Jordanian Women’s Union President Tahani Shakhshir echoed Nims’ frustration, saying the committee's decision on the draft elections law was a “real step backwards for the women’s movement”.
“Although we have our reservations regarding the entire election law, we decided to join the national coalition demanding a seat for women in each constituency,” Shakhshir told The Jordan Times in a recent interview.
Shakhshir charged that the government is not interested in women’s empowerment, “although Jordan signed and ratified many international conventions pledging to increase women’s participation in public life to a minimum of 30 per cent”.
Jerash MP Wafa Bani Mustafa was also dismayed by the legal committee’s decision.
“This is way below expectations. There is an embedded patriarchy in dealing with women’s issues in Jordan. But we will not give up,” Bani Mustafa told The Jordan Times.
“We will lobby from inside the Lower House to ensure that women get a seat in each constituency as stipulated in the draft bill,” she said.
In remarks to The Jordan Times last week, the House’s First Deputy Speaker Mustapha Amawi said the legal committee has "turned its back on all the suggestions it received from the people it had met with", adding that "99.9 per cent of the law remained exactly as in the government version".
For his part, MP Abdul Munim Odat, head of the legal committee, defended the outcome of its deliberations, saying: "If the draft bill specifies a seat for women in each constituency then female candidates cannot win in direct competition outside a quota.”
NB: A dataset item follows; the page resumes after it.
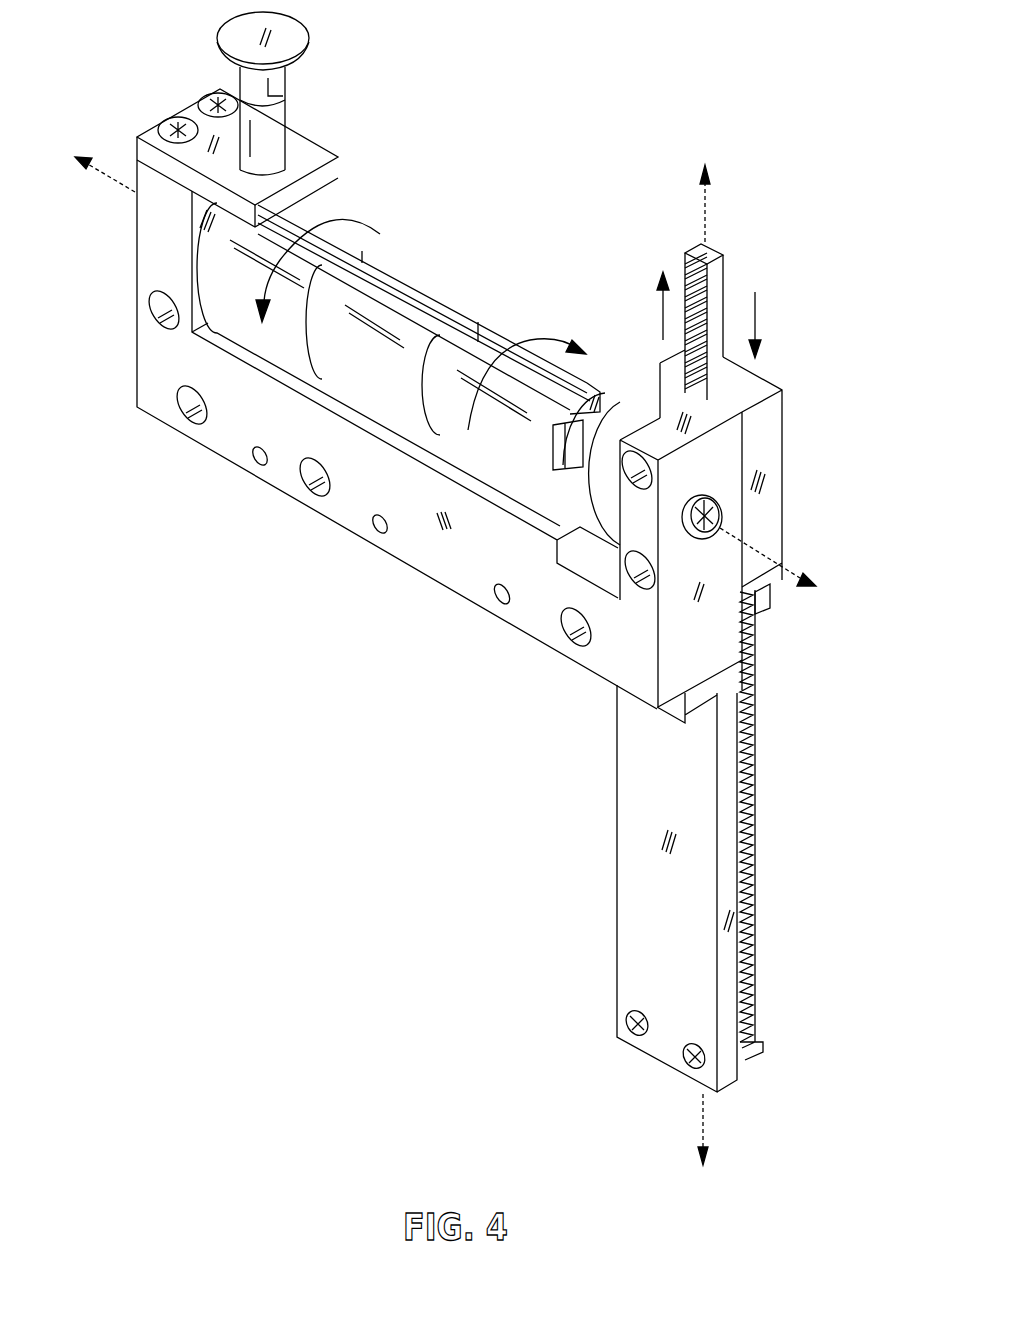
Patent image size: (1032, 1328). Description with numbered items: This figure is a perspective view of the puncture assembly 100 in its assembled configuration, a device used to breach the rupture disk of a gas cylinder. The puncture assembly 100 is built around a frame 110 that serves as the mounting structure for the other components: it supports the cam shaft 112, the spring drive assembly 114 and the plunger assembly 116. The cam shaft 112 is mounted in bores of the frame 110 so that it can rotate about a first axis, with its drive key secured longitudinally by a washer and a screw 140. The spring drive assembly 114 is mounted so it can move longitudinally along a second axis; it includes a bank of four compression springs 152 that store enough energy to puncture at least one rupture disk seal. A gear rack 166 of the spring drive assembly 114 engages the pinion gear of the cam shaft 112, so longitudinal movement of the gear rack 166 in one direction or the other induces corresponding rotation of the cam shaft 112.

Odat told The Jordan Times in a recent interview that the committee had met with several groups and organisations to listen to their demands “but this does not necessarily mean that we will comply with them”.
He called on the women’s movement to work on changing the attitudes of women voters “who almost always prefer to vote for men because they do not believe in women MPs”.
Under the 2015 elections bill, the number of Lower House members has been reduced to 130 from 150, based on the open proportional list at the district level.
The new law is based on an at-large voting system in which all candidates can run for parliamentary elections on one large multi-member ticket.
Under Article 9 of the bill, eligible voters will have a number of votes equal to the number of seats allocated for their district in the Lower House.